Our goal ultimately was to shoot down the proposal as it was written and get a stay of execution, so to speak, that would allow us to submit our own version that would ALLOW cemeteries to create pet/human sections but not FORCE them to. The administrator of our two regulatory boards, the state Cemetery Board and the Funeral Directors & Embalmers Board, had already prepared a draft which we will begin dissecting, so to speak, this week.

We know there's a movement towards pet cemeteries as our generation, who feel we deserve every possible accommodation, want to treat our pets like people even after they're dead. One statistic I read says there are more dogs than children in this country. That seems a little high, but you sure do see a lot of them. So, we don't want to stand in the way of progress. We just want to make sure it's positive progress.

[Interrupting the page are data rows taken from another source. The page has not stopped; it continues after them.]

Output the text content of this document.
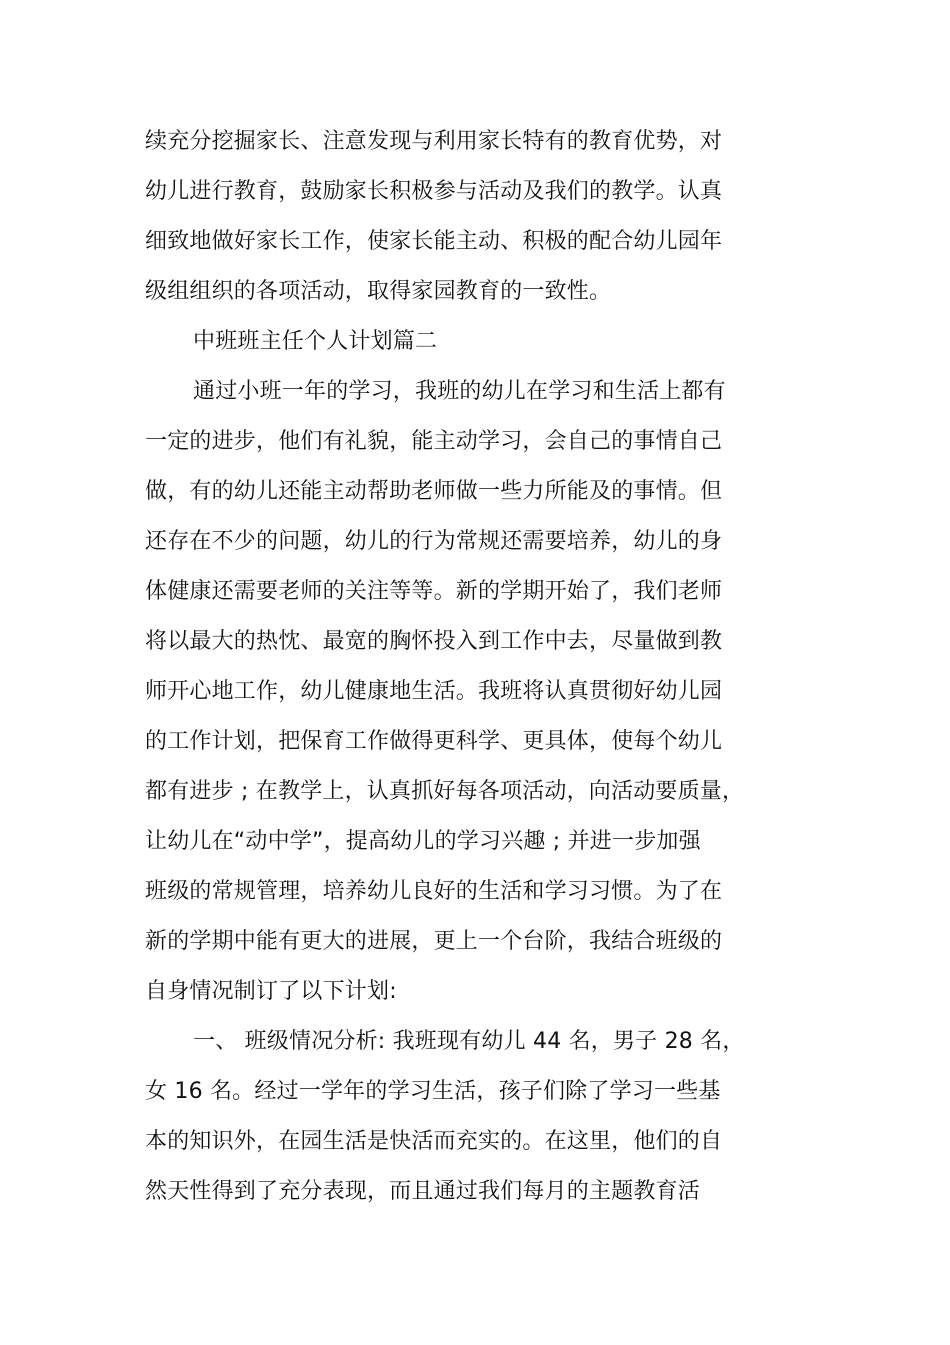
续充分挖掘家长、注意发现与利用家长特有的教育优势，对
幼儿进行教育，鼓励家长积极参与活动及我们的教学。认真
细致地做好家长工作，使家长能主动、积极的配合幼儿园年
级组组织的各项活动，取得家园教育的一致性。
中班班主任个人计划篇二
通过小班一年的学习，我班的幼儿在学习和生活上都有
一定的进步，他们有礼貌，能主动学习，会自己的事情自己
做，有的幼儿还能主动帮助老师做一些力所能及的事情。但
还存在不少的问题，幼儿的行为常规还需要培养，幼儿的身
体健康还需要老师的关注等等。新的学期开始了，我们老师
将以最大的热忱、最宽的胸怀投入到工作中去，尽量做到教
师开心地工作，幼儿健康地生活。我班将认真贯彻好幼儿园
的工作计划，把保育工作做得更科学、更具体，使每个幼儿
都有进步 ; 在教学上，认真抓好每各项活动，向活动要质量，
让幼儿在“动中学”，提高幼儿的学习兴趣 ; 并进一步加强
班级的常规管理，培养幼儿良好的生活和学习习惯。为了在
新的学期中能有更大的进展，更上一个台阶，我结合班级的
自身情况制订了以下计划:
一、 班级情况分析: 我班现有幼儿 44 名，男子 28 名，
女 16 名。经过一学年的学习生活，孩子们除了学习一些基
本的知识外，在园生活是快活而充实的。在这里，他们的自
然天性得到了充分表现，而且通过我们每月的主题教育活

Your state associations are watching out for you, everyone. Be sure you are involved!

Judy Faaberg, DP, CCP

judyfaaberg's picture

Here's some substantiation for my rantings of last week on the pet/human burial issue, which refuses to go away.

The latest proposal to make it out of committee changed the "MUST" to "MAY" and demoted pets back to pet remains (rather than human remains) status. Still pretty lame.

Here's how our regulatory staff sees it:

"The recommendation is to create a new chapter in Title 68 [Washington laws regarding all things cemetery]. As I see it, endowment care requirements already apply since you would still issue property rights to individuals. Burial of a pet in the same plot as the burial right owner would be an additional right of interment, subject to endowment care funding as defined in WAC 98-15-020. I see that as reasonable, but a cemetery could also structure the property sale as a burial right package, subject to a one-time endowment care charge. It stands to reason that anyone purchasing land in the section created for the burial of pets and humans together intends on doing just that. I would prefer to leave it up to industry as to how you handle the sale. "


Again, it isn't that I don't love my dog. I just don't think I should be able to force a for-profit (or any other) cemetery to bury her where I tell them to.

Wouldn't you think there would be a few more pressing things for the legislature to address? Like huge deficits, cratering employment, cratering housing prices? Health care? Infrastructure? Education? Evidently not. Sheesh.